Today marks the start of Childcare & Early Education Week. The week, organised by the All-Party Parliamentary Group for Childcare and Early Education, of which I am chair, is dedicated to raising the voice of the providers, practitioners, and parents in Westminster. The theme this year is 'Fund the early years, fund their future’. The underlying message of the campaign is that early years education must be properly funded in order to deliver the best outcomes for our children.

Key to this is a funding model that begins with better use of our existing early years budgets and a fundamental overhaul of how the sector is funded to ensure that the money follows the child.

The current landscape of childcare support across Universal Credit, Tax Free Childcare and funded hours is complex for families, providers, government agencies and local government to budget and plan for. Money is left unspent in Tax Free Childcare and council budgets that could be supporting children and families. The APPG supports additional funding for SEND children, and money allocated via tax-free credit that is unclaimed should be invested back into the sector, not sent back to the Treasury.

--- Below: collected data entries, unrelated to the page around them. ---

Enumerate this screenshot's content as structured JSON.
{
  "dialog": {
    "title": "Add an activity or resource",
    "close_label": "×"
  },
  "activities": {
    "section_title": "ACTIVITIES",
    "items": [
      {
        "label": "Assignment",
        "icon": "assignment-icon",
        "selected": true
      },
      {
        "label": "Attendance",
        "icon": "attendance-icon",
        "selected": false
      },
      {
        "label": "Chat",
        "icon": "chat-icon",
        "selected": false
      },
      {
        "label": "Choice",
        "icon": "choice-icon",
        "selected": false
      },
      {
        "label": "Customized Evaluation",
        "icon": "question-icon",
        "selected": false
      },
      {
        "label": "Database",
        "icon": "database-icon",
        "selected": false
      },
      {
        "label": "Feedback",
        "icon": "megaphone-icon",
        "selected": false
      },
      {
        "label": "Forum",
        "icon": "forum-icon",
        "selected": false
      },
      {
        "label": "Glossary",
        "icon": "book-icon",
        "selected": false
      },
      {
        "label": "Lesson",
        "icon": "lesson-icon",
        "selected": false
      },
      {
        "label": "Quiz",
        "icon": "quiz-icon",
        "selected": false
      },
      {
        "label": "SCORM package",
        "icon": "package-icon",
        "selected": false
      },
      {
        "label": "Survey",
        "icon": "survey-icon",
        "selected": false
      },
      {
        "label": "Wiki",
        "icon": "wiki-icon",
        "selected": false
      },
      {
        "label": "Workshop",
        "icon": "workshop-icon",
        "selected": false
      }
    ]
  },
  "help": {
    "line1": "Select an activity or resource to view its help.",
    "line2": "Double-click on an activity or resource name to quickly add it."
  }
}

The funding debate also feeds into the staffing crisis many settings currently face. We know that there are still a great number of people training as early education professionals, and yet many are leaving the sector early, or choosing not to enter it at all. Low wages, burnout and stressful work make a career in early years an unattractive prospect when staff could easily find employment in retail or hospitality for more money and fewer hours.

Given that the wage bill for providers alone amounts to 76 per cent of nurseries’ operating costs further funding from central government is needed. Pay must be reflective of the vital work early years educators do in order to stem the staffing crisis, and settings cannot seriously invest in their staff when they face so many financial challenges.

There is an economic and social imperative to tackle these issues now. It is clear that early education, and the support this provides for parents, is a part of the infrastructure of this country that is under-funded at our peril.

  • The APPG is holding a virtual meeting on Tuesday 24 January, 2-3pm to celebrate Childcare and Early Education Week 2023, the theme of which is ‘Fund Early Years, Fund their Future’.